On the existence problem of Einstein-Maxwell K\"ahler metrics

TL;DR

This paper reviews the existence of Einstein-Maxwell K"ahler metrics, extends related concepts to more general settings, and provides numerical evidence for the existence of toric K-stable pairs in specific blow-up cases.

Contribution

It extends volume minimization and K-stability concepts to a broader setting and analyzes the toric case with numerical methods for specific blow-up manifolds.

Findings

Extended volume minimization principle and K-stability to general set-up.

Numerical analysis suggests existence of toric K-stable pairs in specific blow-up cases.
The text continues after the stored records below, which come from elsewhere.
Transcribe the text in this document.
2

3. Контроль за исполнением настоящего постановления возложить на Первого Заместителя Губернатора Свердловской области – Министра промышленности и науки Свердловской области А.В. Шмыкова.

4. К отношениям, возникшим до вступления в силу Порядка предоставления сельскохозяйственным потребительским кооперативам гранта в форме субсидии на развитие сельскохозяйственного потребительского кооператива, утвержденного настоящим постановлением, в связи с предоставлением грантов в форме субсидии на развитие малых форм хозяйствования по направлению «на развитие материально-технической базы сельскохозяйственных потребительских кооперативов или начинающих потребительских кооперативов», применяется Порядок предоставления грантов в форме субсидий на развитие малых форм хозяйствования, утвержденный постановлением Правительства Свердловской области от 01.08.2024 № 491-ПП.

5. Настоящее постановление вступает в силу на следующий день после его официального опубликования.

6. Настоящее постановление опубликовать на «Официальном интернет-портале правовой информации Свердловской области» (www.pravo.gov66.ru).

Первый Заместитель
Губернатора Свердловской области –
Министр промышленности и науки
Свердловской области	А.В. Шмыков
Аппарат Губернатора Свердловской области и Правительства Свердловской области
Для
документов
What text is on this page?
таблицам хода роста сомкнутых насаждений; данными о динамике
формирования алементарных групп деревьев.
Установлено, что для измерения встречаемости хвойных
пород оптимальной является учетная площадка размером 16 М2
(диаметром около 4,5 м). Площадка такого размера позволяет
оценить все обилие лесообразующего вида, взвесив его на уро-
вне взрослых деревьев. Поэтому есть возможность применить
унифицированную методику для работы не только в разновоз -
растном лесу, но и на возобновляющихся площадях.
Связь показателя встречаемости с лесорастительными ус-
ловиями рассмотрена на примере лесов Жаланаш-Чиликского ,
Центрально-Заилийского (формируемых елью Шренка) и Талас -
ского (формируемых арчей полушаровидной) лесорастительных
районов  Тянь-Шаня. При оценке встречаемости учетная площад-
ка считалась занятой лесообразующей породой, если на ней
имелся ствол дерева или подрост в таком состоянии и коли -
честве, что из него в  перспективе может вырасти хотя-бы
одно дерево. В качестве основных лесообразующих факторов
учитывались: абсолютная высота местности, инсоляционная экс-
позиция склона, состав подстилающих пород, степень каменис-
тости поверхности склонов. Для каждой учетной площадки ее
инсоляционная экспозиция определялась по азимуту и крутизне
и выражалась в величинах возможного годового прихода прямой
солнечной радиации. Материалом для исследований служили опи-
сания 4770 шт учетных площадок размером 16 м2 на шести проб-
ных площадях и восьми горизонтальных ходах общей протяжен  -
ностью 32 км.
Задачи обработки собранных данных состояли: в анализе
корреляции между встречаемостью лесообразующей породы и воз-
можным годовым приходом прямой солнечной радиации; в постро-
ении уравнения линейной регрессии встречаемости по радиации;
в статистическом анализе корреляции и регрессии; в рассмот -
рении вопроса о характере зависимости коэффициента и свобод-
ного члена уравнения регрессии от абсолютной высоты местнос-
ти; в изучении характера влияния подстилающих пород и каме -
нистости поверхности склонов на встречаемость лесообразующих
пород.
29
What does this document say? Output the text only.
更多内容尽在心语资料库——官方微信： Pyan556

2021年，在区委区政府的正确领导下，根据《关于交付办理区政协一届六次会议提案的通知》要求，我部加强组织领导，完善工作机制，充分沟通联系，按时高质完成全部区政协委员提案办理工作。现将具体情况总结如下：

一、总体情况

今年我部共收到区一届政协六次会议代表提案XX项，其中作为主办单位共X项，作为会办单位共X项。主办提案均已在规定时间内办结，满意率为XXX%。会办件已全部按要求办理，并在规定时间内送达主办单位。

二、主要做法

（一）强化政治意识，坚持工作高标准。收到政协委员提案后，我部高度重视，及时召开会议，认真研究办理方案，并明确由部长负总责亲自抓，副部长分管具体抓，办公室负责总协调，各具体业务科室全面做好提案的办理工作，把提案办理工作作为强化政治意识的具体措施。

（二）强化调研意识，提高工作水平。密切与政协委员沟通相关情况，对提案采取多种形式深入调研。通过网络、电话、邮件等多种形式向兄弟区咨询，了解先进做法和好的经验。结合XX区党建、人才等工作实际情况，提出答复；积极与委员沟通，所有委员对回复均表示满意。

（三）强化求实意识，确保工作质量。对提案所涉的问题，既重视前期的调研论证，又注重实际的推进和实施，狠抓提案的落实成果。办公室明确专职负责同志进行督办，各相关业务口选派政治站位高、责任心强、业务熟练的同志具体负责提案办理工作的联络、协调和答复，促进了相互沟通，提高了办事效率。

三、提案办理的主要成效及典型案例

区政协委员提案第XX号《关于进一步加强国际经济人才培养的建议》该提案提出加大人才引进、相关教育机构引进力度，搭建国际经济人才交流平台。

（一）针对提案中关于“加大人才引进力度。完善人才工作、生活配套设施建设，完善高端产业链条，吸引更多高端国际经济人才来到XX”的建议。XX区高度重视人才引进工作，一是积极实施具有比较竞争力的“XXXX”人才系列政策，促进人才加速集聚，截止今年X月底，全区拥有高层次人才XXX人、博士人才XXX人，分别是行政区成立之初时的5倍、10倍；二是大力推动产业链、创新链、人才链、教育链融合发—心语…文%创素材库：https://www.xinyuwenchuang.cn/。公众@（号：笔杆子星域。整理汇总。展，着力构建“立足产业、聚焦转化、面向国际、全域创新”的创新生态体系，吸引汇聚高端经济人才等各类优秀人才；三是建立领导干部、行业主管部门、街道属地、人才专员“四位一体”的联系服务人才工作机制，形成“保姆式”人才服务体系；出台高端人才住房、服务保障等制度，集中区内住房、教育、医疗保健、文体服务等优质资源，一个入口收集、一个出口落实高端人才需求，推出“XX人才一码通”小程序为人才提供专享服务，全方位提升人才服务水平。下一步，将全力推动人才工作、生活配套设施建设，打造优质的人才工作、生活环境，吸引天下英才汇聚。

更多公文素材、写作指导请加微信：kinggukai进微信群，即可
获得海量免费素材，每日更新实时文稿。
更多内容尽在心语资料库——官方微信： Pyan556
Identification of a Killing vector field K related to stability in the toric case.

Abstract

In this expository paper we review on the existence problem of Einstein-Maxwell K\"ahler metrics, and make several remarks. Firstly, we consider a slightly more general set-up than Einstein-Maxwell K\"ahler metrics, and give extensions of volume minimization principle, the notion of toric K-stability and other related results to the general set-up. Secondly, we consider the toric case when the manifold is the one point blow-up of the complex project plane and the K\"ahler class $\Omega$ is chosen so that the area of the exceptional curve is sufficiently close to the area of the rational curve of self-intersection number 1. We observe by numerical analysis that there should be a Killing vector field $K$ which gives a toric K-stable pair $(\Omega, K)$ in the sense of Apostolov-Maschler.